I am trying to understand how fact tables are form in relation to the dimension tables.

E.g. Sale Fact Table For there is a query for Sale of product by year/month/week/day, do I create a dimension for each type of period: Dim_Year, Dim_Month, Dim_Week and Dim_Day, each with their own respective keys? Or is it possible to just use one dimension for all periods: Dim_Date and only have one date key?

Another area I am confused about is that why do some fact tables not contain their own ID? E.g. Sale fact table does not have SaleID included in the fact table.

Sale Fact Table Textbook Example

1

1 Answers

1
votes

DATES

Your date dimension needs to correspond to the grain of your fact table.
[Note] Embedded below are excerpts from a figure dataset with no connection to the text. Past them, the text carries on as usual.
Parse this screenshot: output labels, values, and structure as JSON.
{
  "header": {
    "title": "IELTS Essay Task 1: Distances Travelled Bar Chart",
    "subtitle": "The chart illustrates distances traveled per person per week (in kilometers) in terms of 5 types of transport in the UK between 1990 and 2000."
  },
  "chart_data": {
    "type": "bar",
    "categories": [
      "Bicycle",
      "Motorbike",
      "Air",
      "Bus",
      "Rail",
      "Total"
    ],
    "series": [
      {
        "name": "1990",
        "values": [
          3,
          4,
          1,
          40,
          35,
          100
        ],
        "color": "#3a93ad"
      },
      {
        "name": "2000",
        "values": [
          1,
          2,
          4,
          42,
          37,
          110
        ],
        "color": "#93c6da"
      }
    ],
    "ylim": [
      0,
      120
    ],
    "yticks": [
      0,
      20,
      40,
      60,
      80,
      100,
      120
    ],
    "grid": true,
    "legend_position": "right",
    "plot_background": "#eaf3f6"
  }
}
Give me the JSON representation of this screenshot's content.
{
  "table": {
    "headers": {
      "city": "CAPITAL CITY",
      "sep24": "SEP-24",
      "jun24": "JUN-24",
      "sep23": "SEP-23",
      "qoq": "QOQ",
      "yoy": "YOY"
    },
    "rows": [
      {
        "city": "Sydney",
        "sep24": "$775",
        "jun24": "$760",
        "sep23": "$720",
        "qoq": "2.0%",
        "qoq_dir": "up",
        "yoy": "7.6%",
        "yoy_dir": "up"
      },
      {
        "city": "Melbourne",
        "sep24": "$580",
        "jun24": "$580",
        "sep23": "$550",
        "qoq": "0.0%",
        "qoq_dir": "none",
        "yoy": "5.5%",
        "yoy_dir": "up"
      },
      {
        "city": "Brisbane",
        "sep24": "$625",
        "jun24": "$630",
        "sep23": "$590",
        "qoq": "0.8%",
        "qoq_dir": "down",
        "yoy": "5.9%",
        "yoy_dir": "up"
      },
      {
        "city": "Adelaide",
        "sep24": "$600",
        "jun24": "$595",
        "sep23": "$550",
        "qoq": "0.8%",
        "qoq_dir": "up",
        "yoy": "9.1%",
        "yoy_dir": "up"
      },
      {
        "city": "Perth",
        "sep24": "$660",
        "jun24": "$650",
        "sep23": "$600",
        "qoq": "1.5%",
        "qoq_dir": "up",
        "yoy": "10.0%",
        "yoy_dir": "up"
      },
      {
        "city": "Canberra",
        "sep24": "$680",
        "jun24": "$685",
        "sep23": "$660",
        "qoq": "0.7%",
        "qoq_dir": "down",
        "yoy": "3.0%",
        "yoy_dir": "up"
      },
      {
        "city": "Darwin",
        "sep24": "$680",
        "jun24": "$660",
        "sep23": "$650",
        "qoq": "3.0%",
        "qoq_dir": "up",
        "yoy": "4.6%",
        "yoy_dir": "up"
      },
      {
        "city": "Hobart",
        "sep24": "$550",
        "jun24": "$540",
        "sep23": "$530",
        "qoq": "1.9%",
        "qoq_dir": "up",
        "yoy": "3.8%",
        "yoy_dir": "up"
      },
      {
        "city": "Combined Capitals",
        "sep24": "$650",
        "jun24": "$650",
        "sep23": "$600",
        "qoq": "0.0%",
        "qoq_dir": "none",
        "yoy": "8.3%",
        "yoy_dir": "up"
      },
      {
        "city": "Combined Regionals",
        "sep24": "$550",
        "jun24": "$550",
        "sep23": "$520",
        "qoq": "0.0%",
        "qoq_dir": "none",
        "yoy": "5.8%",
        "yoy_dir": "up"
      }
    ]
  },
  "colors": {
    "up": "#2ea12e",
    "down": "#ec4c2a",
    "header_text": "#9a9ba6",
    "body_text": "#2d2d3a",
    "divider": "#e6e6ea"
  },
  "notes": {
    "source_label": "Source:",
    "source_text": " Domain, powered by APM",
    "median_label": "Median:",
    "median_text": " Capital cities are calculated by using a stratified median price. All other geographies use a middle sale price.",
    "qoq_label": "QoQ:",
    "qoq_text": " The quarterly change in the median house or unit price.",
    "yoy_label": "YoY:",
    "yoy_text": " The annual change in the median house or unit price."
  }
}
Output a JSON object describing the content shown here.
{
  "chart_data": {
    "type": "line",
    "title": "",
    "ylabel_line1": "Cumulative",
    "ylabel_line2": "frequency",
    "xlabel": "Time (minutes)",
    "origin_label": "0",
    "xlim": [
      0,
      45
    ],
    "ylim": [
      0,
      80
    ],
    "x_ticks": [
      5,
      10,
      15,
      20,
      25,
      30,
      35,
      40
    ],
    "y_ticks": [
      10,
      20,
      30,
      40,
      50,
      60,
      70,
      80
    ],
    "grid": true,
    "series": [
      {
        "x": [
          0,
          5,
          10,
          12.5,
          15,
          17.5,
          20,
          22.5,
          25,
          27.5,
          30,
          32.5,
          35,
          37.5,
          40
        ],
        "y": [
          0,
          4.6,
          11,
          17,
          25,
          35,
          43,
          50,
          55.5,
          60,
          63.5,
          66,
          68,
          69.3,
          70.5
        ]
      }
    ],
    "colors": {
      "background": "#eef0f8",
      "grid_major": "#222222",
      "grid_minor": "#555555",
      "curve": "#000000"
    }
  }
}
So if you had daily sales you would have a Dim_Day, weekly sales you would have a Dim_Week, etc.

You would normally have multiple date dimensions (at different grains) in your data warehouse as you would have facts at different date grains.

Each date dimension would hold hold attributes applicable to levels higher up in the date hierarchy. So a Dim_Day might hold day, week, month, year attributes; Dim_Month might hold month, quarter and year attributes, etc.

PRIMARY KEYS

Primary keys are rarely (never?) a technical requirement when creating tables in a database i.e. you can create a table without defining a PK. So you need to consider why we normally (at least in OLTP DBs) include PKs. Common reasons include:

  • To easily identify an individual record
  • To ensure that duplicate records (those with the same PK value) are not created

So there are good reasons for creating PKs, however there are cost overheads e.g. the PK needs to be checked every time a new record is inserted into the table.

In a dimensional model where you are performing bulk inserts/updates, having PKs would cause a significant performance hit. Additionally, the insert logic/checks should always be implemented in your ETL processes so there is no need to include these types of checks/constraints in the DB itself.

Fact tables do have a primary key but it is often implicit rather than explicit - so a group of the FKs in the fact table uniquely identify each record. This compound PK may be documented but is is never enabled/implemented.

Occasionally a fact table will have an explicit, single column, PK. This is normally used when the fact table needs to be updated and its implicit PK involves a large number of columns. There is normally logic required to identify the record to be updated using its FKs but this returns the PK; then the update statement just has a clause like this:

WHERE table_pk = 12345678

rather than having to include all the columns in the implicit PK:

WHERE table_sk1 = 1234
AND table_sk2 = 5678
AND table_sk3 = 9876
....

Hope this helps?